The City Council Tuesday discussed committing the city’s lodging tax revenue to the Heflin Industrial Development Board, but decided to wait and see how the budget shakes out first.
As he said last week he would do, Mayor Rudy Rooks brought up the idea as a way to provide a steady stream of income for the board.
“You kind of associate lodging tax with economic development,” Rooks said.
How much money the board could expect from that source is hard to pin down. Revenue from the lodging tax varies widely from year to year, said City Clerk Shane Smith.
“One year it’s $15,000, one year it’s $5,000,” Smith said.
It averages about $7,000 a year, he said. Currently the revenue goes into the city’s general fund, which pays the city’s operating costs.
Board member Tanya Maloney said the board needs to have money to prepare and market city property to prospective businesses.
“Our infrastructure is not prepared,” Maloney said. “We’re not in the ballgame right now and we’re losing out to everyone around us.”
If the board had a steady income, it could use that money to leverage grants and loans to improve infrastructure or to market properties, she said. This year, for instance, the board entered a partnership with the Economic Development Partnership of Alabama. That cost the board $7,500, she said. It also updated its website including a list of marketable properties in the area, which also cost $7,500, Maloney said.
Rooks said the allocation would show the city’s commitment to the board.
“I think we need to get something locked in,” Rooks said. “If we’re expecting them to do the job to bring jobs, we’ve got to give them the tools to do it.”
Councilman Shannon Roberts said he was uncomfortable approving the allocation without first looking at the city’s fiscal 2015 budget, which is still under construction.
“I’m philosophically for it,” Roberts said. “But having said that, when budget time comes up here, there’s going to be something else that probably has to be cut.”
He said the council members have to be prepared to make those decisions. There are a lot of other things the city funds each year, Roberts said.
Councilman Elvin Henson asked if the city’s lodgings tax was enough for the board to accomplish anything meaningful.
Maloney said it’s a good start.
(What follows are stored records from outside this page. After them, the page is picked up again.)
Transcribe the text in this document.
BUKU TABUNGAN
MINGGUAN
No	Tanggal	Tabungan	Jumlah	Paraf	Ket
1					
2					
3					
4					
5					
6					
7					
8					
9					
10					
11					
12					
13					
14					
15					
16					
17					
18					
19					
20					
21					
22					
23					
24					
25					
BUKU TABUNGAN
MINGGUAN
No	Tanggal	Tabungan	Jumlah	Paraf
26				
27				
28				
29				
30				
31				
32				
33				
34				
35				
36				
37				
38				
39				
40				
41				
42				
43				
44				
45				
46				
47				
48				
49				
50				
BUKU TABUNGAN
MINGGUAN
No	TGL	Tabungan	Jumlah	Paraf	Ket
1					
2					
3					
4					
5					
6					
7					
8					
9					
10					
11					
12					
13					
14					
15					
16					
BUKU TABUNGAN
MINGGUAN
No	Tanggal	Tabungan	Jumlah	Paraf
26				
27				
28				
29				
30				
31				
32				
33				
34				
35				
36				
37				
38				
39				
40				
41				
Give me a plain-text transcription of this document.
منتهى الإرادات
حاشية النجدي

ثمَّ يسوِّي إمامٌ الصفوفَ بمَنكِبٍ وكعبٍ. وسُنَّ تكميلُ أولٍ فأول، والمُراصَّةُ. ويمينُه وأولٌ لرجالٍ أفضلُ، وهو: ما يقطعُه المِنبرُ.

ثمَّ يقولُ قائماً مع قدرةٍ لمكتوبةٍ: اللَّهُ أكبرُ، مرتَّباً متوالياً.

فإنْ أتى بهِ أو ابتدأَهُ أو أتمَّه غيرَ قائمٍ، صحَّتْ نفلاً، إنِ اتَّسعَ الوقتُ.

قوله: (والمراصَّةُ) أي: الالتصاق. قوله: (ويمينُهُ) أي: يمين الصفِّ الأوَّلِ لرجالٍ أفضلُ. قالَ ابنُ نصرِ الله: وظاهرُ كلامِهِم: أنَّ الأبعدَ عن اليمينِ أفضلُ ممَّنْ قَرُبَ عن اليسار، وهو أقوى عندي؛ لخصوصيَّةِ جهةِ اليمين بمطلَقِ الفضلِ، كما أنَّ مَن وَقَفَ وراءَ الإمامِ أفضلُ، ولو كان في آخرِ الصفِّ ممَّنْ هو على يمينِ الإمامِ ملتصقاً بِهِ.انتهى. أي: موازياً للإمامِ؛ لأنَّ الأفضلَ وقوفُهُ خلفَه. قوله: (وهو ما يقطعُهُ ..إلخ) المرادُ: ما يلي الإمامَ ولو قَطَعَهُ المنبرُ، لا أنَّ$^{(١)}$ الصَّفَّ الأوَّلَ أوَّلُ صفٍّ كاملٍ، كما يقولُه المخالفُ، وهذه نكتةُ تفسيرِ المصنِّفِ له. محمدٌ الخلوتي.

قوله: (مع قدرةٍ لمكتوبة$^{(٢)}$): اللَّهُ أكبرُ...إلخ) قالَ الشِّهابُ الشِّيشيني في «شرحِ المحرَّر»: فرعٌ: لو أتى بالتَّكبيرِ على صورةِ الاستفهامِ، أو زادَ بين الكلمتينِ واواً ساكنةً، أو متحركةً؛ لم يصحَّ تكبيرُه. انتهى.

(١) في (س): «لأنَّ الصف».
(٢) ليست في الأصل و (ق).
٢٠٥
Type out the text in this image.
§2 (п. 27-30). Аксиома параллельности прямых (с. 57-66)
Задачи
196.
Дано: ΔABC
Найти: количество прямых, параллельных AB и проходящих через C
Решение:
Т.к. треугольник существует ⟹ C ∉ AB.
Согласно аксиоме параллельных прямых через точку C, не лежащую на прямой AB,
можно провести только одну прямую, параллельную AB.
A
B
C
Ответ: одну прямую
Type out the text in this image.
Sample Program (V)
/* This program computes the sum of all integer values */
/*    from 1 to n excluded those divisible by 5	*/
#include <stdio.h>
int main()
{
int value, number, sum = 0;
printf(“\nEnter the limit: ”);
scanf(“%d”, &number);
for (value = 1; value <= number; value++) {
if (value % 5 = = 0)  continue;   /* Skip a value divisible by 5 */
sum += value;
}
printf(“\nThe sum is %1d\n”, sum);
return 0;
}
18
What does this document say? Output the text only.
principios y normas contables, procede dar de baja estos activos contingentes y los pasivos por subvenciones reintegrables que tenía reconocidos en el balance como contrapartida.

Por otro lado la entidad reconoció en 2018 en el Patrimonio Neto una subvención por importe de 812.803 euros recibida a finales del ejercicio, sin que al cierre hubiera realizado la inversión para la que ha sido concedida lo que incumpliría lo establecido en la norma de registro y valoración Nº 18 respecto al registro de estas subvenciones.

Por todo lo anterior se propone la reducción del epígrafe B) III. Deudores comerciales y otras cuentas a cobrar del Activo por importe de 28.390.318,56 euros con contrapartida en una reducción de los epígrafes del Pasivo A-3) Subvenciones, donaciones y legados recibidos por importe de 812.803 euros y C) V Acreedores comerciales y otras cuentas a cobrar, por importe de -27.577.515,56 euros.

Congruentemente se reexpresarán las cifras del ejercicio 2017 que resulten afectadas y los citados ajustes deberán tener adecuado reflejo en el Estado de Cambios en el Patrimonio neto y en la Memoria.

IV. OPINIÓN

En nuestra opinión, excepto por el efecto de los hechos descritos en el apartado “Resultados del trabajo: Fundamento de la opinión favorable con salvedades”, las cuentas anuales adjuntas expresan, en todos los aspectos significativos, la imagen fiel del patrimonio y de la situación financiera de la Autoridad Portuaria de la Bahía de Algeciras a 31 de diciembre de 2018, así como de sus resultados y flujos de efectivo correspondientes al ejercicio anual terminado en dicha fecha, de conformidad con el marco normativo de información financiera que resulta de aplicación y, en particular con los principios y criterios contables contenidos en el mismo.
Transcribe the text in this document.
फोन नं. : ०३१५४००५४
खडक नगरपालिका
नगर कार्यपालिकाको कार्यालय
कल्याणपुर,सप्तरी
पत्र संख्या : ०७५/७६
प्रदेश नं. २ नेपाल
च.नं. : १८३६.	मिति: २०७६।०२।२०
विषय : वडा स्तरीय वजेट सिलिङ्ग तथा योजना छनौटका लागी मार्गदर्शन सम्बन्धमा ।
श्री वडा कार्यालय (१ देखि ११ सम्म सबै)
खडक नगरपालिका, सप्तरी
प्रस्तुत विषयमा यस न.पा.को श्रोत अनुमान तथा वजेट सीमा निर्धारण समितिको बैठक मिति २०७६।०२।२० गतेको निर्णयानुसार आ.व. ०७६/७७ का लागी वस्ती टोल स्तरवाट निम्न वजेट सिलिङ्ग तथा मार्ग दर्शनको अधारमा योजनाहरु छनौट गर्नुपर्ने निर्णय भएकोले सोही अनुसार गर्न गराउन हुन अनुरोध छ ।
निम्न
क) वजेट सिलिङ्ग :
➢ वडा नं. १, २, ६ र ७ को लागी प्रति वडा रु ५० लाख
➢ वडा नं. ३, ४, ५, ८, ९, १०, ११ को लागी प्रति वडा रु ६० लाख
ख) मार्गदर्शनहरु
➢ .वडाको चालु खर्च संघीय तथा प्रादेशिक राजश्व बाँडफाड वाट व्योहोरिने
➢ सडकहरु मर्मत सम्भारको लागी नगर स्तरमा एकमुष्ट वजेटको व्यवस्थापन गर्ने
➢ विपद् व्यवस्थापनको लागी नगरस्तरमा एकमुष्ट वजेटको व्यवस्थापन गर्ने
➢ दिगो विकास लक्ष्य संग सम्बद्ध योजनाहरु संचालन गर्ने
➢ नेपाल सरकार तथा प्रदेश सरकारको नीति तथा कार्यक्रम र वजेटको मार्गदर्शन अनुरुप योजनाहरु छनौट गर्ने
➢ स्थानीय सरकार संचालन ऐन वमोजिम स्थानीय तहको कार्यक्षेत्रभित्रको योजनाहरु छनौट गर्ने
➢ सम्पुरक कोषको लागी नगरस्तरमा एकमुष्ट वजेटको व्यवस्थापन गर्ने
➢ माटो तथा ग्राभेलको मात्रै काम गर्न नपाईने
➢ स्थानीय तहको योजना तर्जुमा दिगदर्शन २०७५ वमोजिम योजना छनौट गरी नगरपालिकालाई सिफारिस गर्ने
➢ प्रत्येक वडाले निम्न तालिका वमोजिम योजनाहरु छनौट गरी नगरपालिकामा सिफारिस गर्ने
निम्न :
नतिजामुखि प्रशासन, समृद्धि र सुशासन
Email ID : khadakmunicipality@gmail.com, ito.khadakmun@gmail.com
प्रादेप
Board members last week approached the Cleburne County Commission about an allocation for economic development.
Smith said the budget is nearly finished and he could bring more information to the council members at the council’s next meeting on Aug. 26. The new fiscal year will begin on Oct. 1.
“We’ve got to come up with something,” Henson said. “We’ve got to.”
The council members agreed to discuss the issue again at the next meeting.
In other business the council members:
— Proclaimed Aug. 10-16 as National Health Center Week in Heflin to recognize community health centers as a force “in improving the quality of life for all residents.”
— Approved adding wine to Heflin Chevron’s previously approved liquor license.
— Appointed Tracey Kettle to the Housing Authority Commission.
— Approved buying speakers for the city’s Parks and Recreation Department football field for a cost of $2,150.
— Changed the first meeting in September to Sept. 16 at 5:30 p.m.
— Waived the rental fee at the Heflin Armory for a benefit concert scheduled for Aug. 30, noon to 11 p.m. The benefit is for Gracie Kilgore, a Hollis-resident born with gastroschisis, or a hole in the abdominal wall.